Зеркало зазеркалья. Песни Владимира Музыкантова

Опубликовано: 16 апреля 2008 г.
Рубрики:
Владимир Музыкантов. Лондон, декабрь 2006 г.

Это сейчас "тоска пустая" для меня — вовсе не пустое сочетание случайно подобранных слов, а классическая выверенность "Опуса №86". Это сейчас "Кипрский набросок" кажется напевом погрустневших небес — когда-то он известен не был. Но на очередном слете авторской песни услышала новое для себя имя: Владимир Музыкантов. Говорили, то ли еще не приехал, то ли на конкретный момент уже уехал: непогода. Потом, в тепличных домашних условиях, я поставила его диск "Зеркало", приобретенный в лесу на свежем воздухе — и, услышав "Всемирную историю", погибла практически сразу. Это был прозрачный мажор, изысканные мелодические ходы и совершенно восхитительный текст: "Пока не кончена всемирная история / После атак войска отходят на привал./ Одна любовь не принимает моратория / И поражает, как и прежде, наповал..." Прошло некоторое время — имя материализовалось в облик симпатичного худого бородача в очках, вполне соответствующего ипостаси ученого (уже знала: кардиолог-биохимик, занимается областью до того таинственной и возвышенной, что назвать — и то задача: изучение направленного действия лекарств в кровотоке. Надеюсь, что не перевираю...) Певчий кардиолог хранил благородную сдержанность, чувствовалась некая дистанция, не позволяющая вот так сразу сесть на бревнышко у костра, чокнуться пластиковыми стаканчиками и враз перейти на неформальное "ты". Но и потребности такой вроде не ощущалось — видимо, не зря спрошено божественным московским муравьем "Зачем мы перешли на "ты"..."

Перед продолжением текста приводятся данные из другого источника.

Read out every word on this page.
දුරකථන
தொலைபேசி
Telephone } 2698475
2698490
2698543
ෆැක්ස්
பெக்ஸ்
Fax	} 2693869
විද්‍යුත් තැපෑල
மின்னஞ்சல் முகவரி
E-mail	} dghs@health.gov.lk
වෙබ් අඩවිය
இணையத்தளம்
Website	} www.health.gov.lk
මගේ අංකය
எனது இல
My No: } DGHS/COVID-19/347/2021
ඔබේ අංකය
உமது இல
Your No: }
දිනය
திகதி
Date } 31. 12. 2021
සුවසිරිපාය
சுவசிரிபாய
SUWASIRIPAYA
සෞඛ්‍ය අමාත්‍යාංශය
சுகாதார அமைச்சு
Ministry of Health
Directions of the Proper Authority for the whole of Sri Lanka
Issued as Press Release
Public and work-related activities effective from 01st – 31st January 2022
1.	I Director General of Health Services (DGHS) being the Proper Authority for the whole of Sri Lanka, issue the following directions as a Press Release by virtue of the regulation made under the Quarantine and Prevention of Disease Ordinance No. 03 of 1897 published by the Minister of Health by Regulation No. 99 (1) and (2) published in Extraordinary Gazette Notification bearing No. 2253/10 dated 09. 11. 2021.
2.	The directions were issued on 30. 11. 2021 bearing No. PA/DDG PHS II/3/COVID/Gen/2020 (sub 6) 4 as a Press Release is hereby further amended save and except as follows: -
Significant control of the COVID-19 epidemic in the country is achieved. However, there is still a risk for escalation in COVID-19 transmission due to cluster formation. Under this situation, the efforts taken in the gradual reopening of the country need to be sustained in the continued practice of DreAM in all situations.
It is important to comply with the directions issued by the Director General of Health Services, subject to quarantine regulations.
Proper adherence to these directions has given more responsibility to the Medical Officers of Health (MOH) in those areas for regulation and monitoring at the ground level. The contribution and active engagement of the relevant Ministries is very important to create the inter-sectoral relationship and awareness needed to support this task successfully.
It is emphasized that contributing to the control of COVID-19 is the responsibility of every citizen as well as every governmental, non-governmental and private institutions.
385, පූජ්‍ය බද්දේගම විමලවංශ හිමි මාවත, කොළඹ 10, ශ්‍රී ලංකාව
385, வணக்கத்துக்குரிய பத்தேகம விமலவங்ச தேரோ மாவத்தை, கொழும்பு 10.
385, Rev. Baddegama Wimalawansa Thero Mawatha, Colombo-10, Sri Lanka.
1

А потом, на вечернем концерте, неистовый московский дуэт "Мастер Гриша" в двух царственных лицах (Борис Кинер — Михаил Цитриняк) сразил аудиторию совершенно бесстыжим и хулиганским "Рецептом III" того же рафинированного Музыкантова... И не удивляясь метаморфозе, те же зрители окоченели от стылого ужаса, когда автор начал свою новую, медленную и страшную, как пульсация блокадного метронома, песню с рефреном-пророчеством: "Скоро, скоро, скоро будет все не так..." — похожую на отзвук ухающей пустоты над мертвой землей.

Человек продолжал появляться на слетах — но, что называется, без крупной вывески: две, максимум три песни в вечернем концерте — а потом решительный уход в неформальное общение. Было очевидно, что впечатление, производимое на других, явно не режиссируется. Из интересного удалось узнать, что его фамилия, более похожая на псевдоним, есть перевод фамилии предка-армянина, вынужденно русифицированная. Настоящая звучала как Сазандарьян и переводилась восхитительно: "бродячий музыкант". Объяснение творческой жажды потомка показалось логичным — хотя понятно, что случайности возможны.

Но весьма не случайно Юлий Ким назвал его "нашим итальянцем среди бардов". И не только от великодушия Дмитрий Сухарев произвел в звезды — правда, в самые неизвестные звезды своего поколения, но тут уж ничего не попишешь: сверхсерьезное дело жизни всегда спорит со свободой создавать. С течением времени несправедливость была устранена: Владимир Музыкантов выпустил три диска, его песни поют звезды самые настоящие: Валерий Золотухин, Елена Камбурова, Алексей Иващенко, Вадим и Валерий Мищуки, Елена Фролова, Лидия Чебоксарова, Наталья Дудкина...

...А теперь со звездного небосклона — на приветливую землю. В филадельфийском магазине "Книжник", где происходило празднование его пятидесятилетия, яблоку, в принципе, было, куда упасть — но оно могло и повиснуть в сверхплотном воздухе, напоенном совершенно неподдельной любовию гостей. Kто-то из присутствующих отбывал с дорогим сердцу Музой незабываемые смены в Барзовке, кто-то ходил с ним вместе по кругам московской жизни, кто-то делит сегодня американскую... Виртуозно владеющие инструментами и голосами собратья Александр Никитин, Галина Богдановская, Роман Кац, Антон Карнаух, Леонид Позен устроили юбиляру совершенно невероятный праздник музыки и души. Когда все они с маленькой сцены запели, а мы немедля подхватили ставшее уже хрестоматийным Володино "Помнишь, это было у моря...", — произошло абсолютно спонтанное, коллективное, просто рядами впадение в нирвану...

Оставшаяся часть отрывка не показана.